1 serving (150 grams) contains 250 calories, 25.0 grams of protein, 15.0 grams of fat, and 0.0 grams of carbohydrates.
Calories |
394.3 | ||
|---|---|---|---|
% Daily Value* |
|||
| Total Fat | 23.7 g | 30% | |
| Saturated Fat | 6.3 g | 31% | |
| Polyunsaturated Fat | 0 g | ||
| Cholesterol | 142.0 mg | 47% | |
| Sodium | 630.9 mg | 27% | |
| Total Carbohydrates | 0 g | 0% | |
| Dietary Fiber | 0 g | 0% | |
| Sugars | 0 g | ||
| protein | 39.4 g | 78% | |
| Vitamin D | 31.5 mcg | 157% | |
| Calcium | 23.7 mg | 1% | |
| Iron | 2.4 mg | 13% | |
| Potassium | 473.2 mg | 10% | |
* Percent Daily Values are based on a 2,000 calorie diet.
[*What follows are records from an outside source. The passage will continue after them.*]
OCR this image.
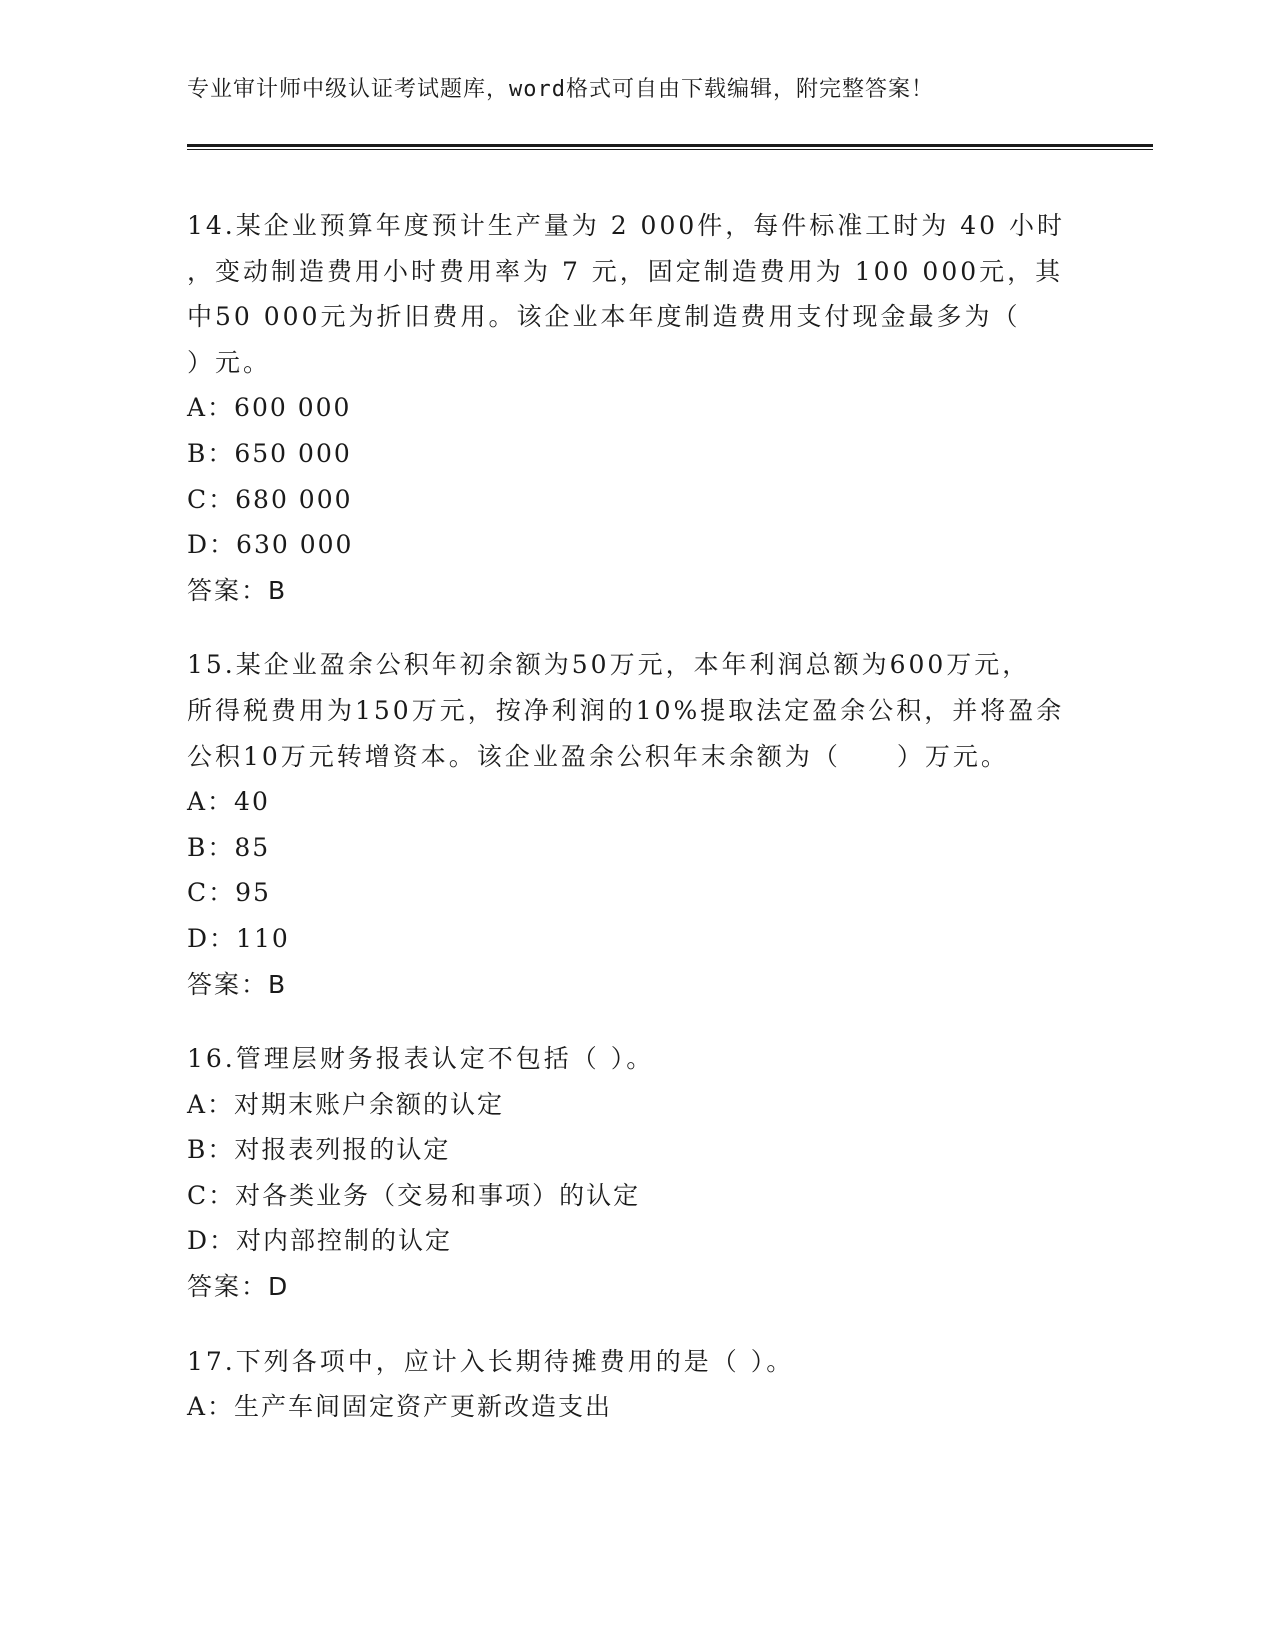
专业审计师中级认证考试题库，word格式可自由下载编辑，附完整答案！
14.某企业预算年度预计生产量为 2 000件，每件标准工时为 40 小时
，变动制造费用小时费用率为 7 元，固定制造费用为 100 000元，其
中50 000元为折旧费用。该企业本年度制造费用支付现金最多为（
）元。
A：600 000
B：650 000
C：680 000
D：630 000
答案：B
15.某企业盈余公积年初余额为50万元，本年利润总额为600万元，
所得税费用为150万元，按净利润的10%提取法定盈余公积，并将盈余
公积10万元转增资本。该企业盈余公积年末余额为（　　）万元。
A：40
B：85
C：95
D：110
答案：B
16.管理层财务报表认定不包括（ ）。
A：对期末账户余额的认定
B：对报表列报的认定
C：对各类业务（交易和事项）的认定
D：对内部控制的认定
答案：D
17.下列各项中，应计入长期待摊费用的是（ ）。
A：生产车间固定资产更新改造支出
Your daily values may be higher or lower depending on your calorie needs.
Roasted Spring Chicken is a succulent dish celebrated for its simplicity and wholesome appeal, often rooted in European cuisine, particularly French and Italian traditions. This dish features a young chicken, marinated and roasted to golden perfection with herbs like rosemary, thyme, and parsley, alongside garlic and olive oil for depth of flavor. Accompanied by seasonal vegetables such as carrots, asparagus, or potatoes, it embodies spring’s fresh essence. Nutritionally, roasted spring chicken is a lean protein source, essential for muscle repair and growth. Olive oil and herbs provide heart-healthy fats and antioxidants, while the inclusion of vegetables adds fiber, vitamins, and minerals. However, moderation is key; the natural fats and any optional use of butter for basting can increase calorie content. A balanced portion makes this dish a delightful, nutritious option for those seeking wholesome comfort foods.
Our nutrition data comes from trusted, authoritative sources to ensure accuracy and reliability. Below are specific scientific references and authoritative sources for this food item.
Additional Authoritative Sources:
Daily value percentages based on FDA guidelines. Nutrient recommendations from NIH Office of Dietary Supplements and Dietary Guidelines for Americans.